A short interstitial in the “Building Event-Driven Microservices with Hazelcast” series
AI has been instrumental in bringing this project to fruition — I’m not making any secret of that. The first three posts in this series describe work that was largely pre-existing demo code: domain objects, the Jet pipeline, the materialized view machinery. Claude polished what was already there and helped me write about it. Honest work, but mostly cleanup.
The saga post (post 4) marked a shift — that’s where the demo’s functionality moved into genuinely new territory. And because Hazelcast had recently added a VectorCollection data structure and vector search capability — still in beta at the time — I was eager to incorporate it. So I asked Claude to design and implement something. I should have kept a close eye at every stage; instead I took more of an “I’ll review everything when you’re done” approach.
I was in for a surprise.
What came back was a working vector search implementation. What did not come back was anything built on Hazelcast’s VectorCollection. Claude had built one from scratch — an IMap<String, float[]> for the embeddings, brute-force cosine similarity at query time. No HNSW indexing, no clever data structure, just compute the distance to every vector and sort the results. It worked. The “similar products” endpoint returned plausibly similar products.

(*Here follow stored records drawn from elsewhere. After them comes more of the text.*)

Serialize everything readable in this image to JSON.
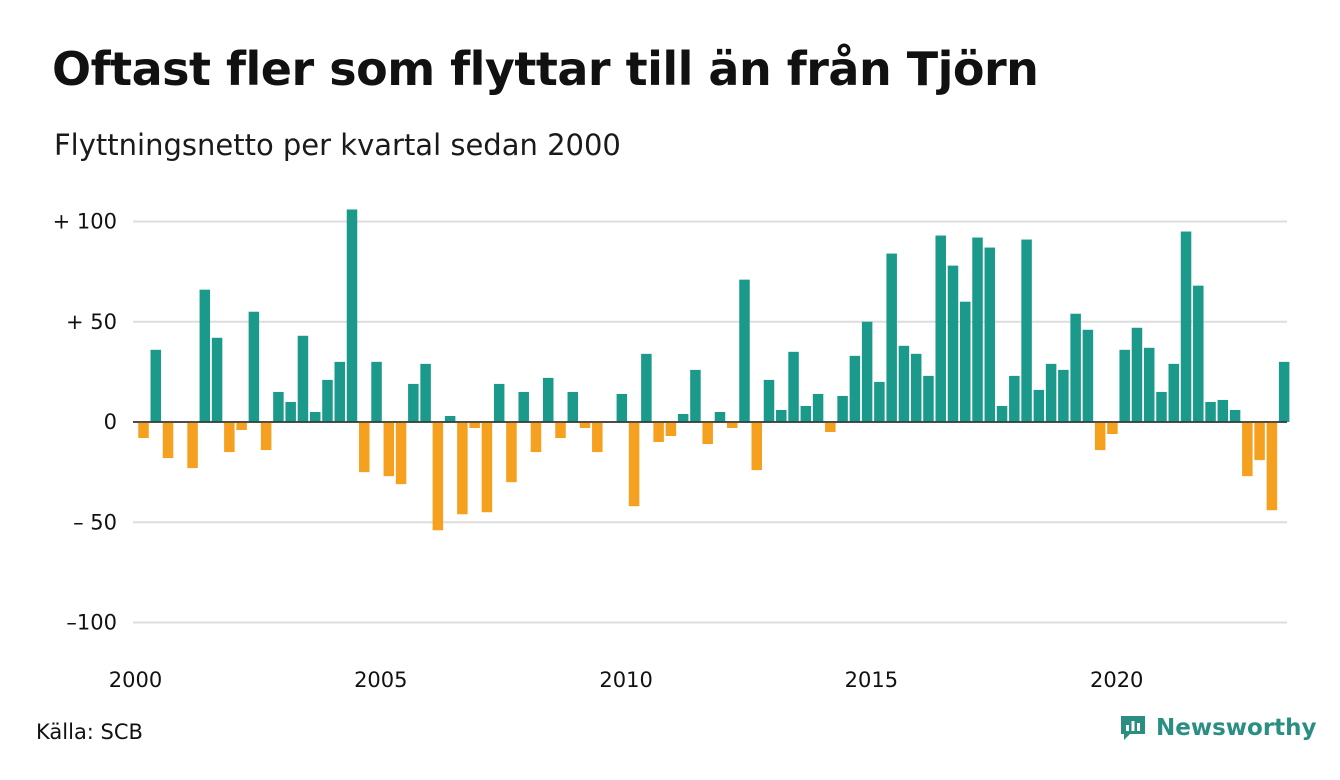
{
  "header": {
    "title": "Oftast fler som flyttar till än från Tjörn",
    "subtitle": "Flyttningsnetto per kvartal sedan 2000"
  },
  "footer": {
    "source": "Källa: SCB",
    "brand": "Newsworthy",
    "brand_icon": "newsworthy-logo-icon"
  },
  "colors": {
    "positive": "#1b9a8c",
    "negative": "#f6a01f",
    "grid": "#dddddd",
    "baseline": "#333333",
    "brand": "#2a8f82"
  },
  "chart_data": {
    "type": "bar",
    "x_start": "2000-Q1",
    "x_tick_labels": [
      "2000",
      "2005",
      "2010",
      "2015",
      "2020"
    ],
    "y_tick_labels": [
      "+ 100",
      "+  50",
      "0",
      "– 50",
      "–100"
    ],
    "y_ticks": [
      100,
      50,
      0,
      -50,
      -100
    ],
    "ylim": [
      -100,
      100
    ],
    "grid": true,
    "legend": "none",
    "values": [
      -8,
      36,
      -18,
      0,
      -23,
      66,
      42,
      -15,
      -4,
      55,
      -14,
      15,
      10,
      43,
      5,
      21,
      30,
      106,
      -25,
      30,
      -27,
      -31,
      19,
      29,
      -54,
      3,
      -46,
      -3,
      -45,
      19,
      -30,
      15,
      -15,
      22,
      -8,
      15,
      -3,
      -15,
      0,
      14,
      -42,
      34,
      -10,
      -7,
      4,
      26,
      -11,
      5,
      -3,
      71,
      -24,
      21,
      6,
      35,
      8,
      14,
      -5,
      13,
      33,
      50,
      20,
      84,
      38,
      34,
      23,
      93,
      78,
      60,
      92,
      87,
      8,
      23,
      91,
      16,
      29,
      26,
      54,
      46,
      -14,
      -6,
      36,
      47,
      37,
      15,
      29,
      95,
      68,
      10,
      11,
      6,
      -27,
      -19,
      -44,
      30
    ]
  }
}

This is exactly the thing creating so much fear and doomsaying around AI in the industry. If a coding assistant can reproduce the functionality of an Enterprise software feature — Enterprise edition, additional license cost — in a few hours, is all enterprise software an endangered species?
Not quite. Brute-force cosine similarity is O(n) per query — fine for a demo catalog, fine for a small product line, but not the same animal as Hazelcast’s Enterprise VectorCollection, which uses HNSW indexing to stay sub-millisecond at millions of vectors. That’s real engineering, and it took the Hazelcast team a lot longer than a few hours.

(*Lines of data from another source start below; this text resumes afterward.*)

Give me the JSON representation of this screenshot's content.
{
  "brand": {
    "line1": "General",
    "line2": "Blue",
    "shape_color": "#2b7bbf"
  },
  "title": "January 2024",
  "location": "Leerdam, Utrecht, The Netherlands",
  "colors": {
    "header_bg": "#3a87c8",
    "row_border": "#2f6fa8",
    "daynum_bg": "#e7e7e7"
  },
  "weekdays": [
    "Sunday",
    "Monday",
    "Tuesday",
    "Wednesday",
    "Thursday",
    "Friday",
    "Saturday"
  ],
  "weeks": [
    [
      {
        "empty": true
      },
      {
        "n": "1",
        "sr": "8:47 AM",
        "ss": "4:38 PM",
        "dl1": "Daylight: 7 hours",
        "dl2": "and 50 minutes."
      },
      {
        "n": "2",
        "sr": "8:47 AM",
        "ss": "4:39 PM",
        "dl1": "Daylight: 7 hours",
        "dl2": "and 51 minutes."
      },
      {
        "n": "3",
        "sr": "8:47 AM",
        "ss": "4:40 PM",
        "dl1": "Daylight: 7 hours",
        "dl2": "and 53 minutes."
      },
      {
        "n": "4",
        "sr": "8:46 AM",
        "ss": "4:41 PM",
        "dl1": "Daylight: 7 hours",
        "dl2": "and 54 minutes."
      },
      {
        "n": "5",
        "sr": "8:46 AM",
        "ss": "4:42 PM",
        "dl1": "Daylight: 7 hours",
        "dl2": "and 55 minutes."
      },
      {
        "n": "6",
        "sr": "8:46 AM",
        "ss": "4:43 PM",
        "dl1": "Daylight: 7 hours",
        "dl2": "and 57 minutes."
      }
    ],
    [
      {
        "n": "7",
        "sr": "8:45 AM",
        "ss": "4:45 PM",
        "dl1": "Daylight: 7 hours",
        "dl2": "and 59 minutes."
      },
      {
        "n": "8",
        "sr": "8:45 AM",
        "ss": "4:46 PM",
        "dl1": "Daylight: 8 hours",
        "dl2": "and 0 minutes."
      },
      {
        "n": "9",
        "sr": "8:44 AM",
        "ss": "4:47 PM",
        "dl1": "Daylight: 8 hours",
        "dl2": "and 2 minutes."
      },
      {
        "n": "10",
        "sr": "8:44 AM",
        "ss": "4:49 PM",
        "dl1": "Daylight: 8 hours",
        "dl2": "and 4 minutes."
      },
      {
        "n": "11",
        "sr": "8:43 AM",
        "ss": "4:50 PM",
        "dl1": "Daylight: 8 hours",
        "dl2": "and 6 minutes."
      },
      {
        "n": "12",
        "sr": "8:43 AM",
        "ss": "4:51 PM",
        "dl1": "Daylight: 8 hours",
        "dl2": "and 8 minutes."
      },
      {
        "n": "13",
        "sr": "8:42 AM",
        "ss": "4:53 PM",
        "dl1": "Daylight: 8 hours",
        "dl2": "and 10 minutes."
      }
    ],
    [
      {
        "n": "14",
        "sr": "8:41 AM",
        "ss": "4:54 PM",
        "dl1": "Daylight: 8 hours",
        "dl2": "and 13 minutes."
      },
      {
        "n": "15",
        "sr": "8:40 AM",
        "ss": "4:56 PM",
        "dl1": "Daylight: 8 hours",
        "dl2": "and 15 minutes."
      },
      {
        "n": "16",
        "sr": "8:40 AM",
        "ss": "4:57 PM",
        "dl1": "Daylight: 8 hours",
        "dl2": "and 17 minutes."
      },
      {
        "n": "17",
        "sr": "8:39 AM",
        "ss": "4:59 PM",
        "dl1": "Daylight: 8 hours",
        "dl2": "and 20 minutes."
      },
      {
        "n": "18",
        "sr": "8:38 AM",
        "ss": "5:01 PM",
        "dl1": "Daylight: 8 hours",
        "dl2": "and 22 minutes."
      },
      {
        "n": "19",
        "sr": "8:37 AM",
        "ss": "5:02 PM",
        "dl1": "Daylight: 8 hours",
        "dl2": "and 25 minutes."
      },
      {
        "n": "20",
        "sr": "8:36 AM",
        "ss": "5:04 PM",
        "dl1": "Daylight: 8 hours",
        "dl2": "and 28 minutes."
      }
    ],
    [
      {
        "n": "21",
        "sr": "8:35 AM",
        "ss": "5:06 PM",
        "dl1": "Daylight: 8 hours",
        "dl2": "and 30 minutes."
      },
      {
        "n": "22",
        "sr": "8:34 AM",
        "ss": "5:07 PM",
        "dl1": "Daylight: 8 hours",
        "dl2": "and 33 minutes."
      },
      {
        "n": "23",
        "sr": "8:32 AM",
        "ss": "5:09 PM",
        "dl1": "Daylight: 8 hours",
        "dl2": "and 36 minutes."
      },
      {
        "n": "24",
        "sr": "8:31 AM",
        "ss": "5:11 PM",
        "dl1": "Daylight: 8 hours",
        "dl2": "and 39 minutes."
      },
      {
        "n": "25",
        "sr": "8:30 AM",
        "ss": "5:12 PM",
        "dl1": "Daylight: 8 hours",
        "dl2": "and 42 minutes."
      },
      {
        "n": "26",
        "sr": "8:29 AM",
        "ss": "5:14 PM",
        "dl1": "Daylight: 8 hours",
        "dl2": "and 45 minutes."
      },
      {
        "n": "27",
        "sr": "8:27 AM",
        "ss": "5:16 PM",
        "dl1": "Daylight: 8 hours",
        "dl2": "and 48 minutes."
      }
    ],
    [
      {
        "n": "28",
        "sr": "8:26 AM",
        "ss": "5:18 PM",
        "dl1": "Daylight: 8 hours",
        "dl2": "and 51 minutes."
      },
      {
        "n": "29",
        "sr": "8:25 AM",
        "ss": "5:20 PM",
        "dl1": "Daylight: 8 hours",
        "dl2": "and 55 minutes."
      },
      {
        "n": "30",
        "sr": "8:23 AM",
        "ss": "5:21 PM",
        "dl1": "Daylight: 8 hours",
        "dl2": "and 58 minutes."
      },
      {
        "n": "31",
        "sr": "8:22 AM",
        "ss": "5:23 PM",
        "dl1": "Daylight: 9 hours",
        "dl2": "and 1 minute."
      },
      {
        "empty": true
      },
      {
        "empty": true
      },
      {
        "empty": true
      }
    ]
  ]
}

What’s more interesting is that I ended up with both. The accidental implementation became the Community Edition fallback in the framework. The Enterprise implementation took over once I corrected course and built what I’d originally asked for. So the framework now has a VectorStoreService interface with two backends — Enterprise gets HNSW, Community gets brute force, and both work. The Community story is no longer “vector search doesn’t work without a license”; it’s “vector search works fine for modest workloads without a license, and scales seriously if you upgrade.”
I’m not sure I’d have ended up there if Claude had built what I asked for the first time.